Metabolism in Dogs: What You Need to Understand
While it’s true that dogs share some dietary relations with humans (e.g. the need for a well-balanced diet), that’s really where the similarities end. One of the biggest misconceptions among dog owners is that their pets have the same types of metabolisms as themselves.
Like we’ve already mentioned, they also tend to believe that dogs only need meat, that fats are unhealthy, and carbs aren’t required in canine nutrition. All of these are obviously false, but that’s the state of Western dog owners, although it’s been getting better since the internet (i.e. more time for people to research dog care).
Dogs are essentially omnivores, the same as humans. One of the biggest differences between us, though, is that dogs generally require a much lower level of carbohydrates than us. Dogs have a different biological makeup within their gut that allows them to obtain a lot more energy from protein and fats than humans. That’s why they don’t need as many carbs as most humans.
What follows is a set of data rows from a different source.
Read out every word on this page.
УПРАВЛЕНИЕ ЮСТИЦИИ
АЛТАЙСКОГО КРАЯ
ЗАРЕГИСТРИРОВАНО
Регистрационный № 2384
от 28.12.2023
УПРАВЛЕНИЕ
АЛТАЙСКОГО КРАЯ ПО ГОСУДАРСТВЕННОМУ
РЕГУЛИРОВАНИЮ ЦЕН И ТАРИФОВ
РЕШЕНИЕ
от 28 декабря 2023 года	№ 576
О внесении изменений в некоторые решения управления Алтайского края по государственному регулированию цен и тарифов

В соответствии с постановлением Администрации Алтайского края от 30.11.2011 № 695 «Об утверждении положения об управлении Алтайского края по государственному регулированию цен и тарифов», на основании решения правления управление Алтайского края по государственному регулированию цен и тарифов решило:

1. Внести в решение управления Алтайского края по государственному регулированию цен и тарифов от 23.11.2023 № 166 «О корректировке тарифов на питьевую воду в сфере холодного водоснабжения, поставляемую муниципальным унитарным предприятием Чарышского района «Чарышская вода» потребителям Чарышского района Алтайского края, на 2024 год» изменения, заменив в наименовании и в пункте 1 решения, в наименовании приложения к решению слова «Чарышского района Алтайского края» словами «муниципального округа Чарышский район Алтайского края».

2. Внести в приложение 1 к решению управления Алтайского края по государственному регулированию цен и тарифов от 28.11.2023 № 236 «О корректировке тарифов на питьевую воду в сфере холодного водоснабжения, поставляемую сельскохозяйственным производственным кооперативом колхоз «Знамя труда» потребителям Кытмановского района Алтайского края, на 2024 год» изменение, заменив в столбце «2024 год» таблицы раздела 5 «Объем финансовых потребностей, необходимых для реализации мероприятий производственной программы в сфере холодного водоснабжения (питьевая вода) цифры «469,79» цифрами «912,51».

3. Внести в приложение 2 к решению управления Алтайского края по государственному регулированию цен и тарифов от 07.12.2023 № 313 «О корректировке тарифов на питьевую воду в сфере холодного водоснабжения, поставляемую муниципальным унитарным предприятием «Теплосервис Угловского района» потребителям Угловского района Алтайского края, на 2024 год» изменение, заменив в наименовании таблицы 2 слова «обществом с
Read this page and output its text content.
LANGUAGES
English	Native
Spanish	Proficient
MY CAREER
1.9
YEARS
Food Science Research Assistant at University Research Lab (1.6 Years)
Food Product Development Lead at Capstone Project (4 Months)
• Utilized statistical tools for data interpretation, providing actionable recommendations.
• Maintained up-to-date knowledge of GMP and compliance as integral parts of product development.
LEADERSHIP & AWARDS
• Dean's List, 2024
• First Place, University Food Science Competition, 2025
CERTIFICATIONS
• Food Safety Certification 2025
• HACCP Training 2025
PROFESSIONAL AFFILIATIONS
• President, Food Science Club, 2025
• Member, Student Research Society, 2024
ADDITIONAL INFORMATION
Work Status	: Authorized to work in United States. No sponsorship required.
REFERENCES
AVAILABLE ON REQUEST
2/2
What You Should Never Feed Your Dog
There are many different types of toxic foods that dogs should never eat (under any circumstance). These go beyond sensitivities, or even allergies, there are actual substances and food types that are toxic for dogs - meaning that they will negatively affect any breed, age, or type of dog that ingests them.
Some of the following food items might be obvious, but it’s better to be safe than sorry! Avoid feeding your dog(s) the following types of food/beverages:
Xylitol (and similar artificial sweeteners) can cause major problems in your dog’s liver. If your dog consumers a large quantity of it, liver failure is probably imminent. That’s why you need to be very careful about feeding your dog treats and food/beverages that are made for human consumption.
Remember, dogs and humans have completely different body systems and the way we process food is completely different from how dogs process food. One last thing to keep in mind: always strive to feed your dog minimally-processed, high-quality dog food. You never want to feed your dog with food that’s been highly processed and contains a lot of filler ingredients. These types of ingredients aren’t healthy and often lead to the development of health problems.